The problem
The group runs four restaurants on the same night-life strip. The flagship location alone took 230 phone calls on an average Friday — reservations, group bookings, allergy questions, take-away orders, lost-and-found, deliveries asking for the back door. The single hostess on shift physically could not pick up more than 60% of them while seating guests at the door.
The owners had tried a chatbot on the website and a third reservation app, but customers in Bucharest still call. Voicemail was not a solution — nobody leaves one anymore. Every unanswered ring was a table left empty or a regular who silently switched to the bistro across the street.
What we built
Voice AI matured fast through 2025. By early 2026 it was finally good enough — natural Romanian, sub-700ms latency, clean handoff to a human — to put in front of paying guests without embarrassment.

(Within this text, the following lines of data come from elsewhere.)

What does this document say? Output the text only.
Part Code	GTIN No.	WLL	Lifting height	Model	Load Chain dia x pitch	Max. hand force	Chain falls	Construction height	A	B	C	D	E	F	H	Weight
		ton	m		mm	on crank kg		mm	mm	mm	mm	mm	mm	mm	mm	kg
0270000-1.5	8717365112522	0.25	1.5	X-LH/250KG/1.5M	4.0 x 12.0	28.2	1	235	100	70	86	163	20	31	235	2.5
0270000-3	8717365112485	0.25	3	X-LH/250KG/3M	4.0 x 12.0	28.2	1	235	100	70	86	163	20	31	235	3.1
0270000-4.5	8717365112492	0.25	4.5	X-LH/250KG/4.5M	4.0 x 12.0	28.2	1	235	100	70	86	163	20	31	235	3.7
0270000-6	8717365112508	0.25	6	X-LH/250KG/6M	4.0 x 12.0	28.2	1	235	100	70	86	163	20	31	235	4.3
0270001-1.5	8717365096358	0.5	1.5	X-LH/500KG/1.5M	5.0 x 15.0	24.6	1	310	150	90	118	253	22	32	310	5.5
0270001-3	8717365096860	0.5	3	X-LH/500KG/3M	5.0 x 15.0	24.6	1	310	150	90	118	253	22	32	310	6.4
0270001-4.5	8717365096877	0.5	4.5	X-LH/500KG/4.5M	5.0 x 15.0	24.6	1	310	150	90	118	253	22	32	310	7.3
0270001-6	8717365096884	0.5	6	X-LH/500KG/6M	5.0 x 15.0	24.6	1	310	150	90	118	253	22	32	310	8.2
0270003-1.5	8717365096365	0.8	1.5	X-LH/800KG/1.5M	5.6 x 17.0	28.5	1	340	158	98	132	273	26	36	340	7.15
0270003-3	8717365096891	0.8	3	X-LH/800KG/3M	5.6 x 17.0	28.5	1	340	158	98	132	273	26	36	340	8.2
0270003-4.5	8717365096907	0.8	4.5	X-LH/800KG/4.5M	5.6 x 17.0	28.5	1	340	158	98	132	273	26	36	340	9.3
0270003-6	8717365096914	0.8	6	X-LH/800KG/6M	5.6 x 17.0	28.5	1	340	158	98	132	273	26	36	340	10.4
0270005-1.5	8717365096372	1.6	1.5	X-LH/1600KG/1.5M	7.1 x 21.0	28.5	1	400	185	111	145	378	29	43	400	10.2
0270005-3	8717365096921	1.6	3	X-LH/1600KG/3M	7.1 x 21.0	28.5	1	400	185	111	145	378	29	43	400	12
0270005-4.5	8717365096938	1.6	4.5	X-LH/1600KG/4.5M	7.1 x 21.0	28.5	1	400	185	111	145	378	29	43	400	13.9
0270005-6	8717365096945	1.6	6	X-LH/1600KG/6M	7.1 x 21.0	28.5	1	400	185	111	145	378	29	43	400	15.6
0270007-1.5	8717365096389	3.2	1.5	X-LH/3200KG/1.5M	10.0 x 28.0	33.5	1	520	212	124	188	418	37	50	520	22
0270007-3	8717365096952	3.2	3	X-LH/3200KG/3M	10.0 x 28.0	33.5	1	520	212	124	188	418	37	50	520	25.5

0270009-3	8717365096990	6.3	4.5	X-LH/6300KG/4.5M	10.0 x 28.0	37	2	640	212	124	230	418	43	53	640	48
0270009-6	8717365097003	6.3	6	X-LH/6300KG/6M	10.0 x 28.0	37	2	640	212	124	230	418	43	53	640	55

We shipped a single phone number that fans out to four restaurants and behaves like a senior hostess who never sleeps.
- One inbound number per location, answered on the second ring by a Romanian-speaking voice agent (with English and Italian fallback for tourists)
- Live two-way sync with the POS reservation system: the agent sees real availability per service, per room, per chef's-table, per outdoor terrace
- Take-away orders captured by voice, repeated back for confirmation, pushed to the kitchen printer with payment link sent via SMS
- Allergy and dietary questions answered from a curated menu knowledge base — never improvised, always traceable to the source line
- Smart escalation: VIP numbers, complaints, and press inquiries are transferred to the manager's mobile within 15 seconds
- Outbound confirmation calls the day before for groups of 8+, with one-tap reschedule via SMS link
- Nightly transcript digest to the GM: top 10 questions, no-show risks flagged, and any conversation where the guest sounded unhappy
The results after 60 days
Across the four locations, the agent answered 18,400 calls in the first two months. 92% were fully resolved without a human; the rest were transferred cleanly with full context already in the manager's inbox. Reservations grew by 1,420 per month — almost entirely from calls that previously went unanswered between 7pm and 11pm.
Take-away revenue jumped 34% because the kitchen now receives orders the moment the customer hangs up, instead of when the hostess gets a free hand. Two part-time host shifts were redeployed to the floor, where they actually move the guest experience. The owners stopped getting 'I tried to call you' messages on Instagram.
"On a busy Friday my hostess used to apologize for every other booking. Now she greets the people who actually walked through the door."